• Opening the Gate of the Sun - Adam Shatz
    http://www.lrb.co.uk/blog/2013/01/16/adam-shatz/opening-the-gate-of-the-sun

    Bab al-Shams took its name from Elias Khoury’s epic novel, published in 1998. In the book, Bab al-Shams (‘the gate of the sun’) is a secret cave where a Palestinian fighter, Yunis, and his wife, Nahilah, meet to make love. They turn it into ‘a house, a village, a country’. Nahilah calls it the only liberated part of Palestine.
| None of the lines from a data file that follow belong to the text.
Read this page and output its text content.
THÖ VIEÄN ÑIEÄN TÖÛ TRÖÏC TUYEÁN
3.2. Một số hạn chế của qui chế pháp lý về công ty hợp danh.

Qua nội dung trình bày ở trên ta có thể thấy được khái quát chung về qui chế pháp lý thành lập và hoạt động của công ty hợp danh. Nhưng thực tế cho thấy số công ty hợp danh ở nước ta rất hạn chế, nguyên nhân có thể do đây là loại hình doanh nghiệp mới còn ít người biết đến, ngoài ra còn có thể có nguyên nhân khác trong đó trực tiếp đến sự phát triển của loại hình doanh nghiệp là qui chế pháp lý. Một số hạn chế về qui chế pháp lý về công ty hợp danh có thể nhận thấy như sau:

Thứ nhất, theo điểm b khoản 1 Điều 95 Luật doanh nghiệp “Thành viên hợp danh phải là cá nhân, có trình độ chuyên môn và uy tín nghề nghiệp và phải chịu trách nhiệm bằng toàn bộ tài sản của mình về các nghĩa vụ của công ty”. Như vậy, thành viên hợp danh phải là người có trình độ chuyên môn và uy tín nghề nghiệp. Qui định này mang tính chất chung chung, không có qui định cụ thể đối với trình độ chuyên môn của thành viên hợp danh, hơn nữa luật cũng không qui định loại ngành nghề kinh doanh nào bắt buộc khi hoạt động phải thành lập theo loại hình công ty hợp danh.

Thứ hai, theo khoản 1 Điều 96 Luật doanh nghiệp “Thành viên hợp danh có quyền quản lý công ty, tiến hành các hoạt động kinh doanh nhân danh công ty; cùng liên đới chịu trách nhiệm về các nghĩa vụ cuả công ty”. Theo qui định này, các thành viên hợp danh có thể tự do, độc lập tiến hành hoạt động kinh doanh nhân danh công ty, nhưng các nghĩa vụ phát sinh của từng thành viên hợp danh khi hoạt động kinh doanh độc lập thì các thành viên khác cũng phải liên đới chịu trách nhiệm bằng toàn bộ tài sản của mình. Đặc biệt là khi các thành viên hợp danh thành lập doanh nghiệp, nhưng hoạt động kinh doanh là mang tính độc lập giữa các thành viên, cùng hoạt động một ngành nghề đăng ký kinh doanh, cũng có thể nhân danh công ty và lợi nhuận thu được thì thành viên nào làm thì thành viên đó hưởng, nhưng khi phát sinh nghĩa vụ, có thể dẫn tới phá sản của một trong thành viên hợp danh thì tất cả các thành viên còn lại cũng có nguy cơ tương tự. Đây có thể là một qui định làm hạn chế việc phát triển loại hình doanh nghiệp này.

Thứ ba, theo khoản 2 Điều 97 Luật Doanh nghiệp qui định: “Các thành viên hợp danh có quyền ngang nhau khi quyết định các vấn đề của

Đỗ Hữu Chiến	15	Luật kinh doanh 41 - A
Khoury gave his blessing to the village of Bab al-Shams. ‘What these guys did in three days,’ he told me, ‘was they opened the Gate of the Sun and liberated a small part of Palestine.’ 

    Khoury, a Lebanese Christian, joined Fatah as a young man, just after the 1967 war. Throughout the 1970s, he worked for the PLO’s Palestine Research Centre in Beirut, editing its monthly journal, Palestine Affairs, with his close friend, the late poet Mahmoud Darwish. Many Lebanese assumed he was Palestinian. The authority and intensity of Gate of the Sun, the work of a lifetime’s reflection on the Palestinian experience, led many reviewers in the West to make the same mistake when it was translated in 2005.